Saturday morning brought me some personal news that shook me deeply. Despite the unseasonably warm weather, I worried. To try to get some perspective, I went to the local art museum, which I hoped would uplift or inspire or soothe. But instead, everything from some Picasso drawings of women (with the figures of course looking like they had been through a blender) to seemingly harmless impressionist paintings of women in white 19th-century garb bothered me. Last week was definitely some kind of watershed for me in terms of awareness.
Saturday night, I couldn't sleep to save my life. The brilliant hunter's moon seemed to pierce through my soul, trying to shed light on something that I can't quite put my finger on.
Sunday, I heard some fine church music and yet, as usual, I could not connect to the service itself. I wandered back through the crackling, dead leaves, tried to make up a little sleep, then made my third supper in a row of roasted vegetables and rice. I love roasted vegetables and am grateful that I have them to nourish me, but I made the mistake of turning on the television to eat my meal by, where inevitably I learned that hate had not taken the weekend off.
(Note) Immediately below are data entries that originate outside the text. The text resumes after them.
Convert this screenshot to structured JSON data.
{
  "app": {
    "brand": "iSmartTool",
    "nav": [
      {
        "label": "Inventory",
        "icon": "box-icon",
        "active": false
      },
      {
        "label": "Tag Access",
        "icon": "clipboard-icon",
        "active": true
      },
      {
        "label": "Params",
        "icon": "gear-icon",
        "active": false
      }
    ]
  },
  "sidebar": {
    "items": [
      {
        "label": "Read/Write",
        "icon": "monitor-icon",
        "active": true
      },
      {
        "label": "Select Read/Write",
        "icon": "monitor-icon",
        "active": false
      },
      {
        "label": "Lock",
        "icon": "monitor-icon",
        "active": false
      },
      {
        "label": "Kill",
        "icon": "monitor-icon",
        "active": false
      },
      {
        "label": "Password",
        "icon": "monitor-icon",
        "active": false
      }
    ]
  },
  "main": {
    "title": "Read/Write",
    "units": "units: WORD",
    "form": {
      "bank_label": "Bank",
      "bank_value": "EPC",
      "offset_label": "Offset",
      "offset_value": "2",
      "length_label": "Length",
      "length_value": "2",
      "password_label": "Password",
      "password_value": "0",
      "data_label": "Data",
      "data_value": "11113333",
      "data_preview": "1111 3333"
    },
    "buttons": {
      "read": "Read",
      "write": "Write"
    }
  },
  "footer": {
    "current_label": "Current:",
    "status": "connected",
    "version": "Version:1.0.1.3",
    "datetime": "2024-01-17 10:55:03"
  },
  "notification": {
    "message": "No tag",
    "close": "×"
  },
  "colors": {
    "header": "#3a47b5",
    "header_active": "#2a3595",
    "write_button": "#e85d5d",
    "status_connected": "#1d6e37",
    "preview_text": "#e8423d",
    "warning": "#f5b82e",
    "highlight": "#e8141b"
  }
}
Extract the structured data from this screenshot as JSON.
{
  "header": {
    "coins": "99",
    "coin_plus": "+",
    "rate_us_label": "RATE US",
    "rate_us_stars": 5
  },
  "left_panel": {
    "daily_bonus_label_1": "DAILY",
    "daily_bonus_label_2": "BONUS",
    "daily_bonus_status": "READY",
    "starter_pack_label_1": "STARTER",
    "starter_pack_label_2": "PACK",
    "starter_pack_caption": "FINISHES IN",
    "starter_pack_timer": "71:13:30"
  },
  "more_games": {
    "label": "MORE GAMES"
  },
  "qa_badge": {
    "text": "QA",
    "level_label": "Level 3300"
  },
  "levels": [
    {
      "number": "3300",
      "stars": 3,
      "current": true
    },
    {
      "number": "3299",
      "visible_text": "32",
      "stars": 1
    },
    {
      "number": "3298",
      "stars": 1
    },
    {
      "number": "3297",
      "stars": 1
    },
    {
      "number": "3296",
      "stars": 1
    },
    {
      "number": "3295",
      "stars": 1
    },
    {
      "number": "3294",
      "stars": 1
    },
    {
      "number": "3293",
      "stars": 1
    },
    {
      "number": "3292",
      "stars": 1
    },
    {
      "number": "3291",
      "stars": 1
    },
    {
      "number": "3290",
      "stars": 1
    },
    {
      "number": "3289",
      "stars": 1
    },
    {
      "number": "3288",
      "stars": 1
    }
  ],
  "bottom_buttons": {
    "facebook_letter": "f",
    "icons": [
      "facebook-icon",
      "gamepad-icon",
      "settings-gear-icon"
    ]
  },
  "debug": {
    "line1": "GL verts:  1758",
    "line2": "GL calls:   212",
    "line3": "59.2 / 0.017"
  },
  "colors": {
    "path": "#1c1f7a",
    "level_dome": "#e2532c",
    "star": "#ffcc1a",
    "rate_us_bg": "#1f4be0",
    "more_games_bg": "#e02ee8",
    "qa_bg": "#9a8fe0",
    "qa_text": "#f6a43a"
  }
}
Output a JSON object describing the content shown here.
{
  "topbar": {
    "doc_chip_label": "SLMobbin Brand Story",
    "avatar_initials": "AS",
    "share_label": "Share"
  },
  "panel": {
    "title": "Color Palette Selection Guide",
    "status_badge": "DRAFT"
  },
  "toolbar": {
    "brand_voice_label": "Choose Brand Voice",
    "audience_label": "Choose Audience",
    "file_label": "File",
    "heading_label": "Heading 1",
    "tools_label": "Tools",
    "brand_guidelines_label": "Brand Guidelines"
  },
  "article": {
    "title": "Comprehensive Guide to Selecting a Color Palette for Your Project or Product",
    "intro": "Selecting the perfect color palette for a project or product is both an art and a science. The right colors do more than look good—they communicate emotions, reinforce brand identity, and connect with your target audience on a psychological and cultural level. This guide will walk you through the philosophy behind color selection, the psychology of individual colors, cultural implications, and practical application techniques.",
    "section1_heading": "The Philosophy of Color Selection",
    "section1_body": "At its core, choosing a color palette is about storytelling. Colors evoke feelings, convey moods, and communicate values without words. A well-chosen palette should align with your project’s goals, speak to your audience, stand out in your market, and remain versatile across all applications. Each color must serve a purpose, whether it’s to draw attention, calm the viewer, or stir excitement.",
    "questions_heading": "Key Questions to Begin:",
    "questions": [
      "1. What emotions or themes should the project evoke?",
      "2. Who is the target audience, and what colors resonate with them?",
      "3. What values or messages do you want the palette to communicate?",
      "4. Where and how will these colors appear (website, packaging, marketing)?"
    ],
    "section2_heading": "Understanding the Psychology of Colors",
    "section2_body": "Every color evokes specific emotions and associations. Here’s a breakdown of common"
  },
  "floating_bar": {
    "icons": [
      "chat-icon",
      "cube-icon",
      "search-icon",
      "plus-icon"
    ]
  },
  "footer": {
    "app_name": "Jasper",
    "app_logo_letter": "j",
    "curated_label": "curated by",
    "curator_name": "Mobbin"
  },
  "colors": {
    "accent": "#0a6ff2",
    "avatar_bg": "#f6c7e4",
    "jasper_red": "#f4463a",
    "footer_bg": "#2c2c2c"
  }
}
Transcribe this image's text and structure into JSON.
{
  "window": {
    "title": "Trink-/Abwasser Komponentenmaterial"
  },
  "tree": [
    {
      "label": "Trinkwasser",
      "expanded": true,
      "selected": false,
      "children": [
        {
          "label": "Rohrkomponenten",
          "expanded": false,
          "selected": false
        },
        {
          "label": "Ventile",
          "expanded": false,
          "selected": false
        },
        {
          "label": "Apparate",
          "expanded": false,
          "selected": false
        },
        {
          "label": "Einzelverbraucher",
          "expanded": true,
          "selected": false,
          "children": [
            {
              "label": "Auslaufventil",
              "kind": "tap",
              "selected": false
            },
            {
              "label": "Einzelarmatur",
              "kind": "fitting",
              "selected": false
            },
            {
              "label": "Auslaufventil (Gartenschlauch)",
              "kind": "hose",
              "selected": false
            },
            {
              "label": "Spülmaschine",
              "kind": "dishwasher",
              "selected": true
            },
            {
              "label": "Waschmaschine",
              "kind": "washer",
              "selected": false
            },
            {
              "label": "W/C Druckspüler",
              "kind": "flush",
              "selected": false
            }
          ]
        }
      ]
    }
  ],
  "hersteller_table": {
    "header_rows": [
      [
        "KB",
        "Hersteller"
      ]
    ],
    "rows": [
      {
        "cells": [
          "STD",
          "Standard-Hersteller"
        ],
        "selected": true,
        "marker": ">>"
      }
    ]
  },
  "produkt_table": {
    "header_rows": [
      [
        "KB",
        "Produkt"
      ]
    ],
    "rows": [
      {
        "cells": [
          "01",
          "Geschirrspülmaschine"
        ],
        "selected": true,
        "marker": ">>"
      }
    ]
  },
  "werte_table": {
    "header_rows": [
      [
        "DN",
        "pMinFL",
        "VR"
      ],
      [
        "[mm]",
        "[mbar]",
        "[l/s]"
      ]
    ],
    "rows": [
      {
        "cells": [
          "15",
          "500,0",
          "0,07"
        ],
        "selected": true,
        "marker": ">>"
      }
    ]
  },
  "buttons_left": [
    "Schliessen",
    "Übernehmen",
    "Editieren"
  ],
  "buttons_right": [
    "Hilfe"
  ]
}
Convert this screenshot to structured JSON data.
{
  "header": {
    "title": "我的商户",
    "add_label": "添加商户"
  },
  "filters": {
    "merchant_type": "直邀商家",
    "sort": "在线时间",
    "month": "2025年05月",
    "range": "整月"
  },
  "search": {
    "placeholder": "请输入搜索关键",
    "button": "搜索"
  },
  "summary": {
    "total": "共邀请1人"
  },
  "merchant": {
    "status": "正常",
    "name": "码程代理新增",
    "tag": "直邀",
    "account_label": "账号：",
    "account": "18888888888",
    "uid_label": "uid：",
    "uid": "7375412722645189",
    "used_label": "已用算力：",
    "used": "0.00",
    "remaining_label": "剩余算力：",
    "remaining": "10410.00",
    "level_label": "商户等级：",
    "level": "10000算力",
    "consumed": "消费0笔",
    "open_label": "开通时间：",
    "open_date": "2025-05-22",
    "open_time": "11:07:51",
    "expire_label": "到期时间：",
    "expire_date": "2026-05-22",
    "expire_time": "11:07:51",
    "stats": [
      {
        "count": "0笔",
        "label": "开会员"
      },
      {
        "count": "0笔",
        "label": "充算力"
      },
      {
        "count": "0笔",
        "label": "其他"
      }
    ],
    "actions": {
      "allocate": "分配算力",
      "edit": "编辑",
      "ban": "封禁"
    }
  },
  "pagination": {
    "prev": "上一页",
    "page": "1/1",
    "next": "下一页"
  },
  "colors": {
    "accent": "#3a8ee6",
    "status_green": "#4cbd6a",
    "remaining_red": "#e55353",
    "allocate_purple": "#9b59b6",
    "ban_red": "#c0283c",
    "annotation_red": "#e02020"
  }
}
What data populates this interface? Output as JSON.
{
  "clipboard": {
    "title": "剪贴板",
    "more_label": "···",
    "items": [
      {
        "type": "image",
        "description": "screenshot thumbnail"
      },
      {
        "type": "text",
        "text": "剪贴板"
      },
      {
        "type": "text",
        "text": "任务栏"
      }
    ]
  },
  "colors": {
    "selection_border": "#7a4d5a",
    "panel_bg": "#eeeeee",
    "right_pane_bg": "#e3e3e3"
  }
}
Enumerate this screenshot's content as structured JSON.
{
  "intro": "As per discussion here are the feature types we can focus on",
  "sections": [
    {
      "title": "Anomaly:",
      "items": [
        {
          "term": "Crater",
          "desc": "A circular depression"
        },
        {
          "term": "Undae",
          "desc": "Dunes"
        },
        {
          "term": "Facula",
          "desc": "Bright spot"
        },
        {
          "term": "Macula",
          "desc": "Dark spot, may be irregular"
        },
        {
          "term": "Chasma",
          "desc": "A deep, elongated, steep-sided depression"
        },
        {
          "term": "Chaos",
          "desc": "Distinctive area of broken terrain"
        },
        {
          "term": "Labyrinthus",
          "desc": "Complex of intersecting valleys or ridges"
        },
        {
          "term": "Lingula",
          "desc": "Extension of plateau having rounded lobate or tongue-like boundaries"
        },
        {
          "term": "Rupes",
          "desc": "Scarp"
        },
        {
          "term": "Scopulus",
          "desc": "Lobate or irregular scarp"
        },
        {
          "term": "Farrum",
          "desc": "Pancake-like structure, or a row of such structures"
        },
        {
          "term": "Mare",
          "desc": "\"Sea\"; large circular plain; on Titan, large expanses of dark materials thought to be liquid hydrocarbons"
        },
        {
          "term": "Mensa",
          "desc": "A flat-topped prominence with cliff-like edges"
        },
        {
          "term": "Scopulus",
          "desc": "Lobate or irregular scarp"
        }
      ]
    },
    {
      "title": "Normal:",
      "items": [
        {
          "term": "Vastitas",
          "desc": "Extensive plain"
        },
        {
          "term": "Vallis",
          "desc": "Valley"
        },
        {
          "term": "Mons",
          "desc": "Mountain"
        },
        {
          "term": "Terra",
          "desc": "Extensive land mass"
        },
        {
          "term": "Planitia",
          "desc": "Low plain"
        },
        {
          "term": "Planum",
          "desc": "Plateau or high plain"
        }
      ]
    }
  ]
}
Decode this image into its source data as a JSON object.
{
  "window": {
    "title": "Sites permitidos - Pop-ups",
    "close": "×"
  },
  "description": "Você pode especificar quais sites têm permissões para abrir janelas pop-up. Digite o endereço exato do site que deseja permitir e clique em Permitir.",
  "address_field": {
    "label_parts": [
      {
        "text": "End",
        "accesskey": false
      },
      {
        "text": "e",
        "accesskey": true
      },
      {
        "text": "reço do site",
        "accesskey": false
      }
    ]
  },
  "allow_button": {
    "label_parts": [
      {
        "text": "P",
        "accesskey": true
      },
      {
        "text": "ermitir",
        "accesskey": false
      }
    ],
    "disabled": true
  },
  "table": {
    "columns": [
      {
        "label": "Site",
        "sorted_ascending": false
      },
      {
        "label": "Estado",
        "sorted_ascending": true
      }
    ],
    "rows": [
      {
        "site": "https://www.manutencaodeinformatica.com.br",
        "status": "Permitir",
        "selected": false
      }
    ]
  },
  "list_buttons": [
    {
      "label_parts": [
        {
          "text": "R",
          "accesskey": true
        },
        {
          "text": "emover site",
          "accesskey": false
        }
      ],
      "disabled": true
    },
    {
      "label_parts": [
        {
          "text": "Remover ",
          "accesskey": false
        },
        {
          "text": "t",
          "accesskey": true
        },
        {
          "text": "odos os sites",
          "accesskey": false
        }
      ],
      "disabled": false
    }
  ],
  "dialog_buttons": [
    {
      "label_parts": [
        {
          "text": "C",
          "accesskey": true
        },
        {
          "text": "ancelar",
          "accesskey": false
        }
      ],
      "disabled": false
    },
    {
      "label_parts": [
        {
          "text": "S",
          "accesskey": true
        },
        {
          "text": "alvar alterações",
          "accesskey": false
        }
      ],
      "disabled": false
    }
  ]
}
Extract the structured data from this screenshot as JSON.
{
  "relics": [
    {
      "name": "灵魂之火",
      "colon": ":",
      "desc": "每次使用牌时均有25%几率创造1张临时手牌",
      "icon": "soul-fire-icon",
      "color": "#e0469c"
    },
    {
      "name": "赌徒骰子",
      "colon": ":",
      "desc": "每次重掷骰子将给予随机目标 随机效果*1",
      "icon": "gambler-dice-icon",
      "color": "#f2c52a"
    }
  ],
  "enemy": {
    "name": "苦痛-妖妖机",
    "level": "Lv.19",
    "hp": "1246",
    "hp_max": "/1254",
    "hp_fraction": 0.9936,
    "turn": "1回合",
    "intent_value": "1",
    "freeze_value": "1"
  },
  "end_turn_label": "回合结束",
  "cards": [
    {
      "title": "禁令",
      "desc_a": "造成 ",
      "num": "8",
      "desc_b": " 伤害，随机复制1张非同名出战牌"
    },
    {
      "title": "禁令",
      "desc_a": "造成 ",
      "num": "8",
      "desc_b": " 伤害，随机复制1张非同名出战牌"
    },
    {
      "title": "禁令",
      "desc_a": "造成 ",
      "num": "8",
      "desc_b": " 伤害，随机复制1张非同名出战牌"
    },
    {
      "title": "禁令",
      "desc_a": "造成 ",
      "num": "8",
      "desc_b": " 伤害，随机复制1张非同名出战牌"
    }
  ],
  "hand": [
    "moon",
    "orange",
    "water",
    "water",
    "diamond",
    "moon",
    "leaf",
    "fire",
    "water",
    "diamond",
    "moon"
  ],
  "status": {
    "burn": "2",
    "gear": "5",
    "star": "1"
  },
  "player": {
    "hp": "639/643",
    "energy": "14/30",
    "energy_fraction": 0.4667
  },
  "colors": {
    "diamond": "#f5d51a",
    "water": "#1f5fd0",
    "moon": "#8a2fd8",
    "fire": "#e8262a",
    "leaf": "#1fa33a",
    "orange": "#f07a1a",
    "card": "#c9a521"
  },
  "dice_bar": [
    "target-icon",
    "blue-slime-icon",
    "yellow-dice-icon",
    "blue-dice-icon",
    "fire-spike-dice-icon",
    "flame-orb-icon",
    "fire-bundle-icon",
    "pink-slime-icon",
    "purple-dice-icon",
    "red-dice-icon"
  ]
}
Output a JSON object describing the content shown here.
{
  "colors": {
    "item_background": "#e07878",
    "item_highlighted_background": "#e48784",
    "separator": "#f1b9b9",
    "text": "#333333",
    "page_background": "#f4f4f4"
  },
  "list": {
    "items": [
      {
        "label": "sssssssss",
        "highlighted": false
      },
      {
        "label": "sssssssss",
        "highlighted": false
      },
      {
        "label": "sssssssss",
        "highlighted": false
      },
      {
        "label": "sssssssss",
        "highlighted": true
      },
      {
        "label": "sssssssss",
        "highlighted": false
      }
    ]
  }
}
It took until 8 PM Sunday to finally find something to love, PBS's "The Durrells in Corfu." Love, love, love. I was in Corfu. I was part of an eccentric but loving family. I had four children (a prospect that is about as far from my reality as is humanly possible!) I was in heaven, a huge dilapidated, empty-ish house in pastel colors overlooking the water. I don't remember any movie, book, or TV show drawing me in this completely, ever. For an hour, I was literally "in" love. Escapism? Yes. But absolutely essential right now. I must remember the quality of that love energy, and the factors that made me so happy, fictional though they may have been.
We have been handed the "teaching moment" of a lifetime. If you have never taught, it is that moment in the classroom where something bigger happens than the lesson on the syllabus that you were meant to be teaching -- it can start out awkwardly, even very unpleasantly, or as the result of humor. But there is some kind of epiphany, leading to the entire classroom being taken to a higher level of understanding about life, about being human. It seems to me that if we can see it this way, this national/international teaching moment will bring us higher. Hang in there, everyone.